Apple finally announces a bug bounty program of its own -- but it's not open to everyone
Bug bounty programs have become commonplace in recent years. Tech companies offer up rewards to coders, engineers and hackers who manage to unearth security vulnerabilities in software, and this means that problems are detected and patched faster than normal.
It is something that the likes of Google and Microsoft have offered for some time, and now Apple has decided it wants a piece of the action as well. Starting in September, the company will pay out up to $200,000 to anyone identifying vulnerabilities in its software and services.
Announced at the Black Hat security conference in Las Vegas a few days ago, Apple's decision to offer a bug bounty program has been a long time coming. Apple's head of security engineering and architecture, Ivan Krstić explained that the program will operate in a slightly different way to other companies' -- it will be a closed program available only to an invited group of researchers.

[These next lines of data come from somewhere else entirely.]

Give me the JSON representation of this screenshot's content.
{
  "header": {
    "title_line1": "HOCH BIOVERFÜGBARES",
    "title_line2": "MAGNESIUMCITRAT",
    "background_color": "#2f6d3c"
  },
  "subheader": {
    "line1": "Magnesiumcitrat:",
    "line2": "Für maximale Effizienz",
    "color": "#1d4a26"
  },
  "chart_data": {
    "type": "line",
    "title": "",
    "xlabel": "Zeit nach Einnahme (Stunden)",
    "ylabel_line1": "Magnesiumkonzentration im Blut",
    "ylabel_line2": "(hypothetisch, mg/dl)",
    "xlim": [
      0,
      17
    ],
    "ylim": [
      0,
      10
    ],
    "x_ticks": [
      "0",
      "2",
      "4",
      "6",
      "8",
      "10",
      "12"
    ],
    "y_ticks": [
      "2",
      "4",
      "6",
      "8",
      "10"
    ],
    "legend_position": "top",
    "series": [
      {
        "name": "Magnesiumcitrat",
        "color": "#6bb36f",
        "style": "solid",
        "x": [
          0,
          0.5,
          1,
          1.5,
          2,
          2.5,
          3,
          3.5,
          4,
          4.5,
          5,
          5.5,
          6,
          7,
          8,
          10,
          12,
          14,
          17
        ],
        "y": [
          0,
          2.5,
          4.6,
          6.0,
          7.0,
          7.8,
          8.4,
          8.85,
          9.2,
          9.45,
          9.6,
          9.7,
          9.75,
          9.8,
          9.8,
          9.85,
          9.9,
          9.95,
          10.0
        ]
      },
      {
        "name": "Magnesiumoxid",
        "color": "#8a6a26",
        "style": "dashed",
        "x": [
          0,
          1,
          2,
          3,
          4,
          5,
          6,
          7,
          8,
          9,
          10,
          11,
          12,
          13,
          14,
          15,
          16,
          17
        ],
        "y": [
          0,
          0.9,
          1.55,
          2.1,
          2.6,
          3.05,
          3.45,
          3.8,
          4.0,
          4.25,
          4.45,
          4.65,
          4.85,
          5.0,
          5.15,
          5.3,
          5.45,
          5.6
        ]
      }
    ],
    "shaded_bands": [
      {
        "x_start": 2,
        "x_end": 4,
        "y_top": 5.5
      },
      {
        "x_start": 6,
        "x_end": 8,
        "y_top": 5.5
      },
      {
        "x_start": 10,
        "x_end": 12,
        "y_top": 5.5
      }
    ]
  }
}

To start with there are a limited number of categories of vulnerability for which Apple will offer money:
- Secure boot firmware components -- up to $200,000
- Extraction of confidential material protected by the Secure Enclave Processor -- up to $100,000
- Execution of arbitrary code with kernel privileges -- up to $50,000
- Unauthorized access to iCloud account data on Apple servers -- up to $50,000
- Access from a sandboxed process to user data outside of that sandbox -- up to $25,000
While it's slightly disappointing to find that Apple's bug bounty program is closed, it is likely to open up in the future. That said, there's nothing to stop the company from bending its own rules and coughing up a little cash if an uninvited researcher was to uncover a serious security issue that needs to be addressed.